NINEWAH PROVINCE // Efforts to control Iraq’s border with Syria are being undermined by a shortage of manpower and money as well as police collaboration with insurgents, according to officers in the Iraqi security forces.
A critical 400km section of the desert frontier in Ninewah province, northern Iraq, near Mosul, is currently being guarded by a 3,600-man detachment of the Iraqi Border Patrol (IBP). Despite long-running concerns about Islamic militants crossing into Iraq and an ongoing diplomatic crisis between Baghdad and Damascus over claims of Syrian support for insurgents, Iraqi commanders in the area say they remain significantly under resourced.
“We have a shortage of soldiers in the border patrol. We need an extra 700 to 1,000 to be able to do our job properly and they probably need better pay. At the moment a basic border patrol officer earns about US$420 [Dh1,500] a month. It’s not enough,” said Lt Col Rashid Hassan al Raskani, a battalion commander in the IBP in Ninewah.
Corruption is rife in Iraq, with security officials complaining that insurgents routinely bribe their way through checkpoints or out of police custody.

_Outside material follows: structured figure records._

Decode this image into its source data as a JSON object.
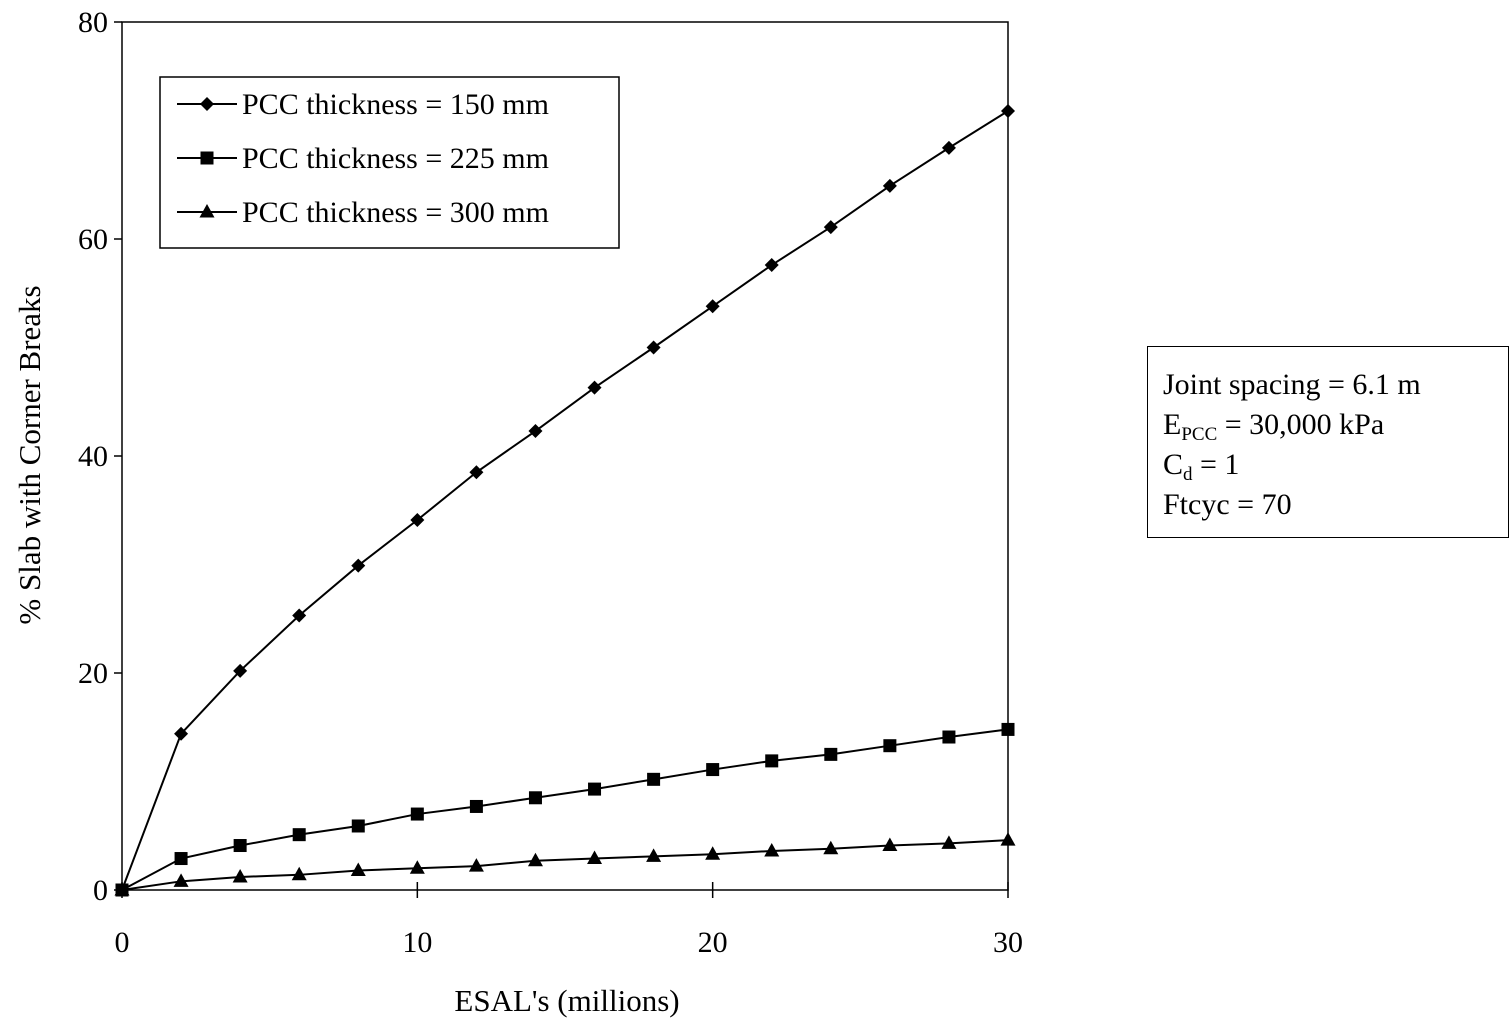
{
  "chart_data": {
    "type": "line",
    "title": "",
    "xlabel": "ESAL's (millions)",
    "ylabel": "% Slab with Corner Breaks",
    "xlim": [
      0,
      30
    ],
    "ylim": [
      0,
      80
    ],
    "xticks": [
      0,
      10,
      20,
      30
    ],
    "yticks": [
      0,
      20,
      40,
      60,
      80
    ],
    "xtick_labels": [
      "0",
      "10",
      "20",
      "30"
    ],
    "ytick_labels": [
      "0",
      "20",
      "40",
      "60",
      "80"
    ],
    "grid": false,
    "legend_position": "top-left",
    "x": [
      0,
      2,
      4,
      6,
      8,
      10,
      12,
      14,
      16,
      18,
      20,
      22,
      24,
      26,
      28,
      30
    ],
    "series": [
      {
        "name": "PCC thickness = 150 mm",
        "marker": "diamond",
        "values": [
          0,
          14.4,
          20.2,
          25.3,
          29.9,
          34.1,
          38.5,
          42.3,
          46.3,
          50.0,
          53.8,
          57.6,
          61.1,
          64.9,
          68.4,
          71.8
        ]
      },
      {
        "name": "PCC thickness = 225 mm",
        "marker": "square",
        "values": [
          0,
          2.9,
          4.1,
          5.1,
          5.9,
          7.0,
          7.7,
          8.5,
          9.3,
          10.2,
          11.1,
          11.9,
          12.5,
          13.3,
          14.1,
          14.8
        ]
      },
      {
        "name": "PCC thickness = 300 mm",
        "marker": "triangle",
        "values": [
          0,
          0.8,
          1.2,
          1.4,
          1.8,
          2.0,
          2.2,
          2.7,
          2.9,
          3.1,
          3.3,
          3.6,
          3.8,
          4.1,
          4.3,
          4.6
        ]
      }
    ]
  },
  "note_box": {
    "line1": "Joint spacing = 6.1 m",
    "line2_main": "E",
    "line2_sub": "PCC",
    "line2_rest": " = 30,000 kPa",
    "line3_main": "C",
    "line3_sub": "d",
    "line3_rest": " = 1",
    "line4": "Ftcyc = 70"
  }
}
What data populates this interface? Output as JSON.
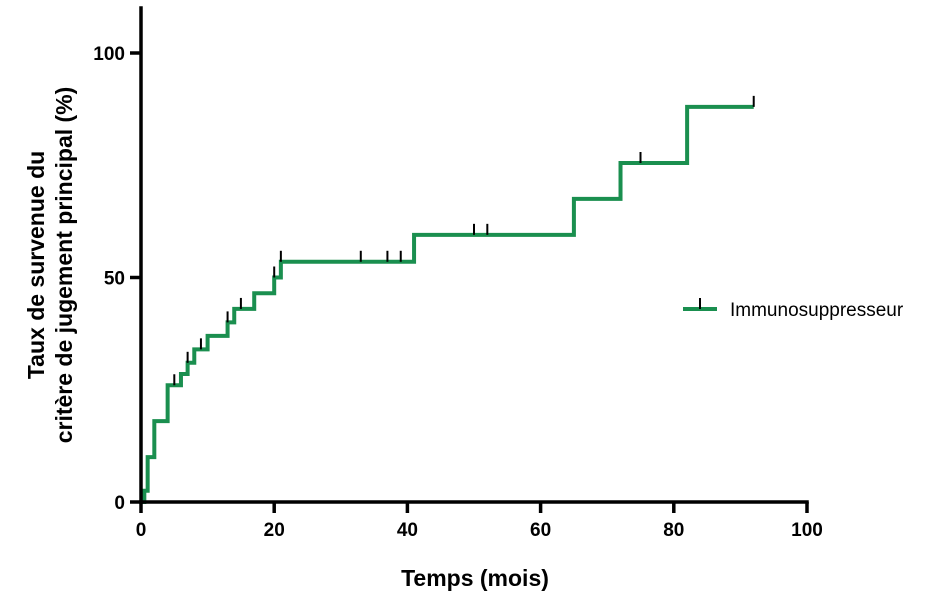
{
  "chart_data": {
    "type": "line",
    "style": "step",
    "title": "",
    "xlabel": "Temps (mois)",
    "ylabel": [
      "Taux de survenue du",
      "critère de jugement principal (%)"
    ],
    "xlim": [
      0,
      100
    ],
    "ylim": [
      0,
      110
    ],
    "xticks": [
      0,
      20,
      40,
      60,
      80,
      100
    ],
    "yticks": [
      0,
      50,
      100
    ],
    "grid": false,
    "legend_position": "right",
    "series": [
      {
        "name": "Immunosuppresseur",
        "color": "#1a8f4f",
        "steps": [
          {
            "x": 0,
            "y": 0
          },
          {
            "x": 0.5,
            "y": 2.5
          },
          {
            "x": 1,
            "y": 10
          },
          {
            "x": 2,
            "y": 18
          },
          {
            "x": 4,
            "y": 26
          },
          {
            "x": 6,
            "y": 28.5
          },
          {
            "x": 7,
            "y": 31
          },
          {
            "x": 8,
            "y": 34
          },
          {
            "x": 10,
            "y": 37
          },
          {
            "x": 13,
            "y": 40
          },
          {
            "x": 14,
            "y": 43
          },
          {
            "x": 17,
            "y": 46.5
          },
          {
            "x": 20,
            "y": 50
          },
          {
            "x": 21,
            "y": 53.5
          },
          {
            "x": 41,
            "y": 59.5
          },
          {
            "x": 65,
            "y": 67.5
          },
          {
            "x": 72,
            "y": 75.5
          },
          {
            "x": 82,
            "y": 88
          },
          {
            "x": 92,
            "y": 88
          }
        ],
        "censored": [
          {
            "x": 5,
            "y": 26
          },
          {
            "x": 7,
            "y": 31
          },
          {
            "x": 9,
            "y": 34
          },
          {
            "x": 13,
            "y": 40
          },
          {
            "x": 15,
            "y": 43
          },
          {
            "x": 20,
            "y": 50
          },
          {
            "x": 21,
            "y": 53.5
          },
          {
            "x": 33,
            "y": 53.5
          },
          {
            "x": 37,
            "y": 53.5
          },
          {
            "x": 39,
            "y": 53.5
          },
          {
            "x": 50,
            "y": 59.5
          },
          {
            "x": 52,
            "y": 59.5
          },
          {
            "x": 75,
            "y": 75.5
          },
          {
            "x": 92,
            "y": 88
          }
        ]
      }
    ]
  }
}
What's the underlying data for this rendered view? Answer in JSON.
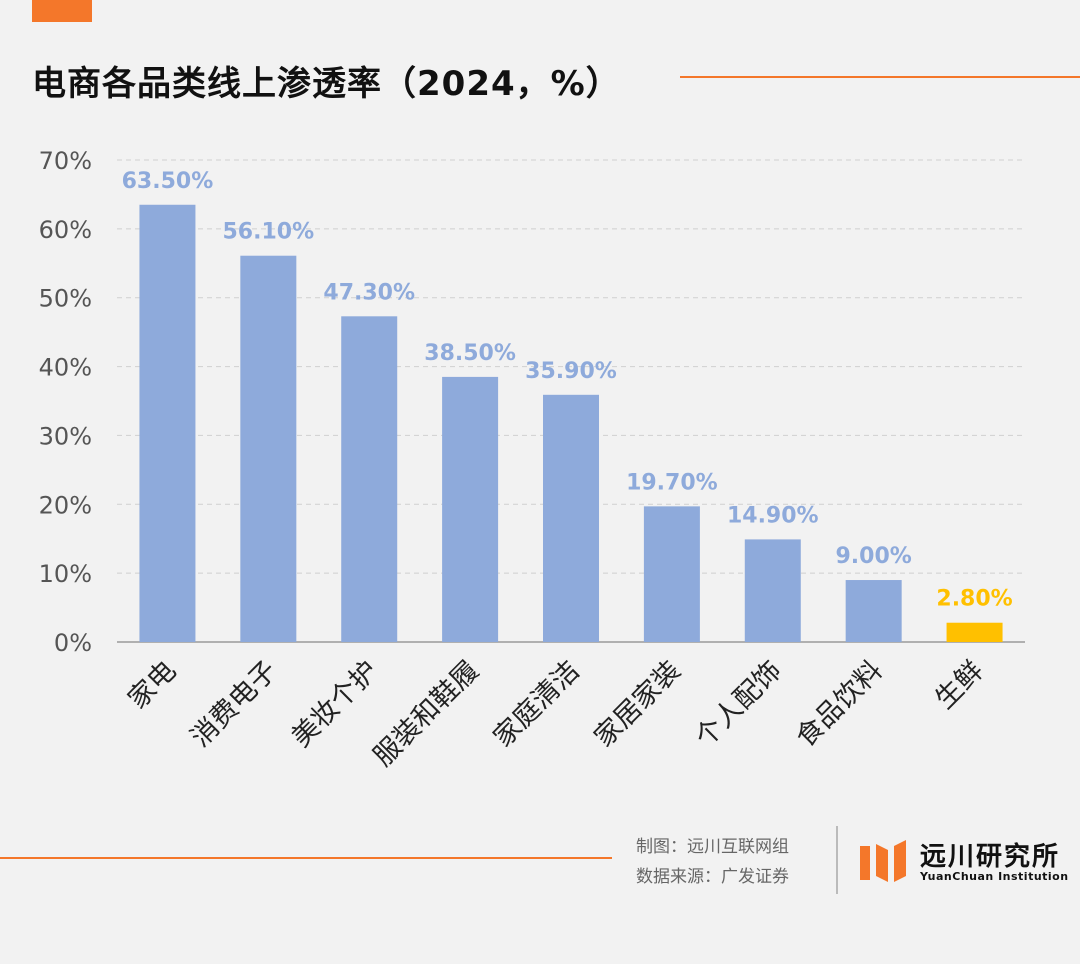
{
  "header": {
    "title": "电商各品类线上渗透率（2024，%）"
  },
  "footer": {
    "credit_maker": "制图：远川互联网组",
    "credit_source": "数据来源：广发证券"
  },
  "logo": {
    "name_cn": "远川研究所",
    "name_en": "YuanChuan Institution"
  },
  "colors": {
    "accent": "#f4772a",
    "bar": "#8eaadb",
    "bar_highlight": "#ffc000",
    "label": "#8eaadb",
    "label_highlight": "#ffc000"
  },
  "chart_data": {
    "type": "bar",
    "title": "电商各品类线上渗透率（2024，%）",
    "xlabel": "",
    "ylabel": "",
    "categories": [
      "家电",
      "消费电子",
      "美妆个护",
      "服装和鞋履",
      "家庭清洁",
      "家居家装",
      "个人配饰",
      "食品饮料",
      "生鲜"
    ],
    "values": [
      63.5,
      56.1,
      47.3,
      38.5,
      35.9,
      19.7,
      14.9,
      9.0,
      2.8
    ],
    "data_labels": [
      "63.50%",
      "56.10%",
      "47.30%",
      "38.50%",
      "35.90%",
      "19.70%",
      "14.90%",
      "9.00%",
      "2.80%"
    ],
    "highlight_index": 8,
    "ylim": [
      0,
      70
    ],
    "yticks": [
      0,
      10,
      20,
      30,
      40,
      50,
      60,
      70
    ],
    "ytick_labels": [
      "0%",
      "10%",
      "20%",
      "30%",
      "40%",
      "50%",
      "60%",
      "70%"
    ],
    "grid": true,
    "legend": "none"
  }
}
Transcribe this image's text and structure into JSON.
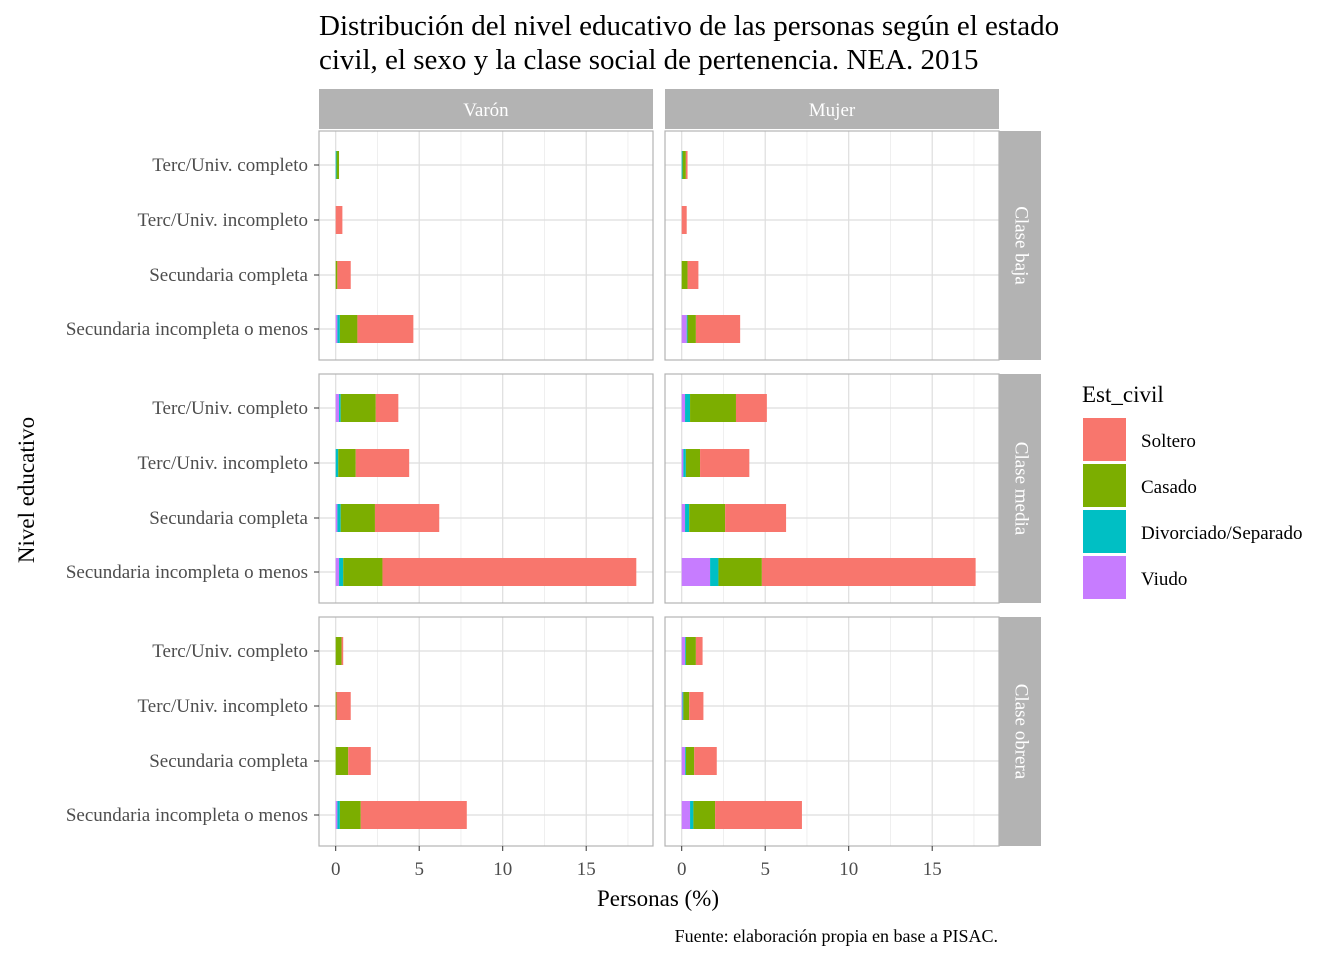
{
  "chart_data": {
    "type": "bar",
    "orientation": "horizontal",
    "stacked": true,
    "title": "Distribución del nivel educativo de las personas según el estado civil, el sexo y la clase social de pertenencia. NEA. 2015",
    "title_lines": [
      "Distribución del nivel educativo de las personas según el estado",
      "civil, el sexo y la clase social de pertenencia. NEA. 2015"
    ],
    "xlabel": "Personas (%)",
    "ylabel": "Nivel educativo",
    "caption": "Fuente: elaboración propia en base a PISAC.",
    "xlim": [
      -1,
      19
    ],
    "xticks": [
      0,
      5,
      10,
      15
    ],
    "grid": true,
    "legend": {
      "title": "Est_civil",
      "position": "right",
      "entries": [
        "Soltero",
        "Casado",
        "Divorciado/Separado",
        "Viudo"
      ]
    },
    "colors": {
      "Soltero": "#F8766D",
      "Casado": "#7CAE00",
      "Divorciado/Separado": "#00BFC4",
      "Viudo": "#C77CFF"
    },
    "stack_order": [
      "Viudo",
      "Divorciado/Separado",
      "Casado",
      "Soltero"
    ],
    "facet_cols": [
      "Varón",
      "Mujer"
    ],
    "facet_rows": [
      "Clase baja",
      "Clase media",
      "Clase obrera"
    ],
    "categories": [
      "Terc/Univ. completo",
      "Terc/Univ. incompleto",
      "Secundaria completa",
      "Secundaria incompleta o menos"
    ],
    "panels": [
      {
        "sexo": "Varón",
        "clase": "Clase baja",
        "values": {
          "Terc/Univ. completo": {
            "Viudo": 0,
            "Divorciado/Separado": 0.05,
            "Casado": 0.15,
            "Soltero": 0
          },
          "Terc/Univ. incompleto": {
            "Viudo": 0,
            "Divorciado/Separado": 0,
            "Casado": 0,
            "Soltero": 0.4
          },
          "Secundaria completa": {
            "Viudo": 0,
            "Divorciado/Separado": 0,
            "Casado": 0.1,
            "Soltero": 0.8
          },
          "Secundaria incompleta o menos": {
            "Viudo": 0.1,
            "Divorciado/Separado": 0.15,
            "Casado": 1.05,
            "Soltero": 3.35
          }
        }
      },
      {
        "sexo": "Mujer",
        "clase": "Clase baja",
        "values": {
          "Terc/Univ. completo": {
            "Viudo": 0,
            "Divorciado/Separado": 0.05,
            "Casado": 0.2,
            "Soltero": 0.1
          },
          "Terc/Univ. incompleto": {
            "Viudo": 0,
            "Divorciado/Separado": 0,
            "Casado": 0,
            "Soltero": 0.3
          },
          "Secundaria completa": {
            "Viudo": 0,
            "Divorciado/Separado": 0,
            "Casado": 0.35,
            "Soltero": 0.65
          },
          "Secundaria incompleta o menos": {
            "Viudo": 0.3,
            "Divorciado/Separado": 0.05,
            "Casado": 0.5,
            "Soltero": 2.65
          }
        }
      },
      {
        "sexo": "Varón",
        "clase": "Clase media",
        "values": {
          "Terc/Univ. completo": {
            "Viudo": 0.2,
            "Divorciado/Separado": 0.1,
            "Casado": 2.1,
            "Soltero": 1.35
          },
          "Terc/Univ. incompleto": {
            "Viudo": 0,
            "Divorciado/Separado": 0.15,
            "Casado": 1.05,
            "Soltero": 3.2
          },
          "Secundaria completa": {
            "Viudo": 0.1,
            "Divorciado/Separado": 0.2,
            "Casado": 2.05,
            "Soltero": 3.85
          },
          "Secundaria incompleta o menos": {
            "Viudo": 0.2,
            "Divorciado/Separado": 0.25,
            "Casado": 2.35,
            "Soltero": 15.2
          }
        }
      },
      {
        "sexo": "Mujer",
        "clase": "Clase media",
        "values": {
          "Terc/Univ. completo": {
            "Viudo": 0.2,
            "Divorciado/Separado": 0.3,
            "Casado": 2.75,
            "Soltero": 1.85
          },
          "Terc/Univ. incompleto": {
            "Viudo": 0.1,
            "Divorciado/Separado": 0.15,
            "Casado": 0.85,
            "Soltero": 2.95
          },
          "Secundaria completa": {
            "Viudo": 0.2,
            "Divorciado/Separado": 0.25,
            "Casado": 2.15,
            "Soltero": 3.65
          },
          "Secundaria incompleta o menos": {
            "Viudo": 1.7,
            "Divorciado/Separado": 0.5,
            "Casado": 2.6,
            "Soltero": 12.8
          }
        }
      },
      {
        "sexo": "Varón",
        "clase": "Clase obrera",
        "values": {
          "Terc/Univ. completo": {
            "Viudo": 0,
            "Divorciado/Separado": 0,
            "Casado": 0.35,
            "Soltero": 0.1
          },
          "Terc/Univ. incompleto": {
            "Viudo": 0,
            "Divorciado/Separado": 0,
            "Casado": 0.05,
            "Soltero": 0.85
          },
          "Secundaria completa": {
            "Viudo": 0,
            "Divorciado/Separado": 0,
            "Casado": 0.75,
            "Soltero": 1.35
          },
          "Secundaria incompleta o menos": {
            "Viudo": 0.1,
            "Divorciado/Separado": 0.15,
            "Casado": 1.25,
            "Soltero": 6.35
          }
        }
      },
      {
        "sexo": "Mujer",
        "clase": "Clase obrera",
        "values": {
          "Terc/Univ. completo": {
            "Viudo": 0.2,
            "Divorciado/Separado": 0.05,
            "Casado": 0.6,
            "Soltero": 0.4
          },
          "Terc/Univ. incompleto": {
            "Viudo": 0.05,
            "Divorciado/Separado": 0.05,
            "Casado": 0.35,
            "Soltero": 0.85
          },
          "Secundaria completa": {
            "Viudo": 0.2,
            "Divorciado/Separado": 0.05,
            "Casado": 0.5,
            "Soltero": 1.35
          },
          "Secundaria incompleta o menos": {
            "Viudo": 0.5,
            "Divorciado/Separado": 0.2,
            "Casado": 1.3,
            "Soltero": 5.2
          }
        }
      }
    ]
  }
}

Low salaries are partly to blame and reduced Iraqi government budgets, a result of oil prices that have tumbled from just over US$145 (Dh533) a barrel last July to just under $70 now, have done nothing to help the situation.
Lt Col al Raskani, who has served on the Iraq-Syria frontier since 2004, said while the security situation had improved in recent years, foreign Islamic militants were still entering Iraq and carrying out high-casualty attacks.
“No border in the world is totally secure and Iraq’s border with Syria is no different,” he said in an interview. “Every day we conduct patrols and operations and we catch smugglers and terrorists.”